The Corporation Finance Division of the SEC has recently updated its compliance and disclosure requirements related to a registrant’s announcement of changes in accountants. The requirements of the Compliance and Disclosure Interpretations (CDI) relate to Regulation S-K and Form 8-K and now include additional disclosures related to circumstances under which a principal accountant resigns, declines to stand for reelection, or is dismissed by a registrant. In such situations, the registrant is required to disclose any disagreements with the principal accountant or reportable events that have occurred during the two most recent fiscal years as well as the subsequent interim period from the end of the most recent fiscal period through the date on which a new accountant is engaged (the “disclosure period”).
This guidance, included in Item 304(a)(1)(iv) requires affirmative disclosure if there are no disagreements with the former principal accountant, however, the registrant does not have to disclose the fact that there were no reportable events.
Item 304(a)(1)(v)(A) poses the following scenario requiring disclosure, which could impact companies.

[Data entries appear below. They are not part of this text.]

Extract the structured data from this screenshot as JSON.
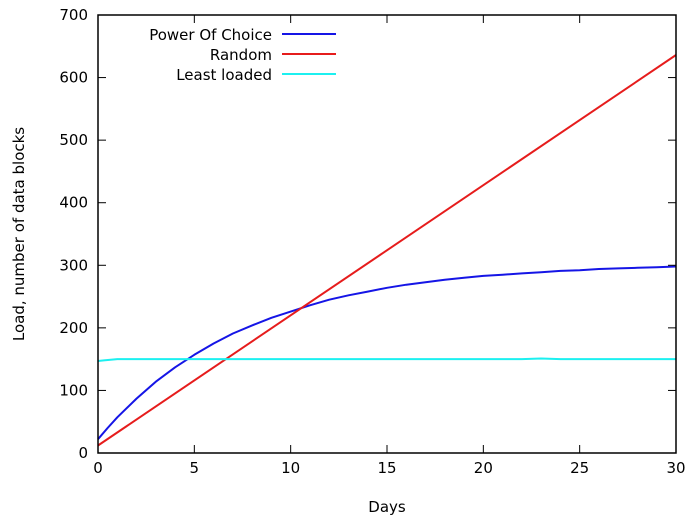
{
  "chart_data": {
    "type": "line",
    "title": "",
    "xlabel": "Days",
    "ylabel": "Load, number of data blocks",
    "xlim": [
      0,
      30
    ],
    "ylim": [
      0,
      700
    ],
    "x_ticks": [
      0,
      5,
      10,
      15,
      20,
      25,
      30
    ],
    "y_ticks": [
      0,
      100,
      200,
      300,
      400,
      500,
      600,
      700
    ],
    "grid": false,
    "legend_position": "top-left",
    "series": [
      {
        "name": "Power Of Choice",
        "color": "#1515e6",
        "x": [
          0,
          0.5,
          1,
          2,
          3,
          4,
          5,
          6,
          7,
          8,
          9,
          10,
          11,
          12,
          13,
          14,
          15,
          16,
          17,
          18,
          19,
          20,
          21,
          22,
          23,
          24,
          25,
          26,
          27,
          28,
          29,
          30
        ],
        "y": [
          22,
          40,
          57,
          87,
          114,
          137,
          157,
          175,
          191,
          204,
          216,
          226,
          236,
          245,
          252,
          258,
          264,
          269,
          273,
          277,
          280,
          283,
          285,
          287,
          289,
          291,
          292,
          294,
          295,
          296,
          297,
          298
        ]
      },
      {
        "name": "Random",
        "color": "#e61c1c",
        "x": [
          0,
          30
        ],
        "y": [
          12,
          636
        ]
      },
      {
        "name": "Least loaded",
        "color": "#1cf0f0",
        "x": [
          0,
          0.3,
          1,
          5,
          10,
          15,
          20,
          22,
          23,
          24,
          25,
          30
        ],
        "y": [
          147,
          148,
          150,
          150,
          150,
          150,
          150,
          150,
          151,
          150,
          150,
          150
        ]
      }
    ]
  }
}
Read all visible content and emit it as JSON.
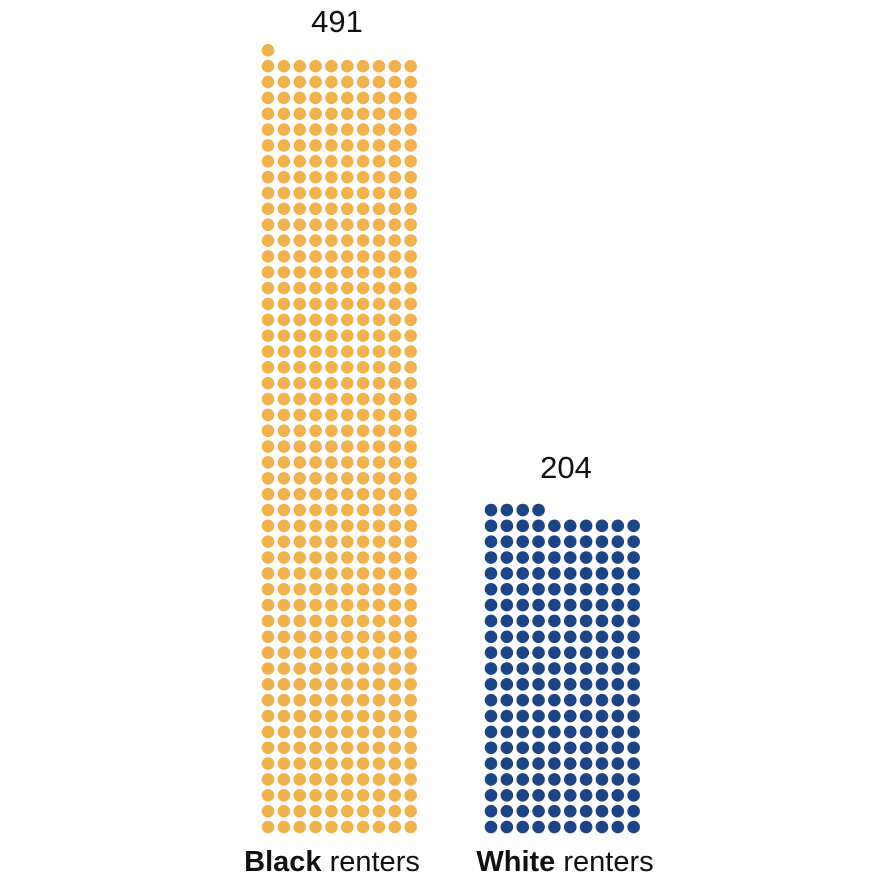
{
  "chart_data": {
    "type": "bar",
    "subtype": "waffle-dot",
    "categories": [
      {
        "bold": "Black",
        "rest": " renters"
      },
      {
        "bold": "White",
        "rest": " renters"
      }
    ],
    "values": [
      491,
      204
    ],
    "value_labels": [
      "491",
      "204"
    ],
    "colors": [
      "#EFB24E",
      "#1D4586"
    ],
    "dots_per_row": 10
  }
}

The situation is one in which a registrant has been advised during the disclosure period, by the principal accountant, that a material weakness in internal control over financial reporting exists. The registrant is required to disclose such a fact, even when remediation has occurred prior the end of the disclosure period. According to the CDI, advising the registrant that there is a material weakness in internal control over financial reporting is equivalent to advising that the internal controls necessary to develop reliable financial statements do not exist, thus making this scenario a reportable event.
Significant deficiencies communicated by the former principal accountant do not generally generate a reportable event; however, they could lead to the identification of other factors that could create reportable events. For example, situations where the former principal accountant has been required to expand the scope of the audit could create, in certain circumstances, a reportable event.
Item 304(a)(1)(ii) also includes guidance on the consideration of reportable events as they relate to the issuance of reports on the financial statements. For example, reports on financial statements that contain an explanatory paragraph representing a modification for uncertainty (such as a going concern explanatory paragraph), audit scope, or accounting principles would require disclosure.
While Item 304(a)(1)(ii) is limited to the report on financial statements, Item 304(a)(1)(v)(A) includes requirements to disclose as a reportable event circumstances related to the registrants’ effectiveness of its internal controls that are identified in the report on internal controls over financial reporting (such as an explanatory paragraph, adverse opinion or a disclaimer of opinion).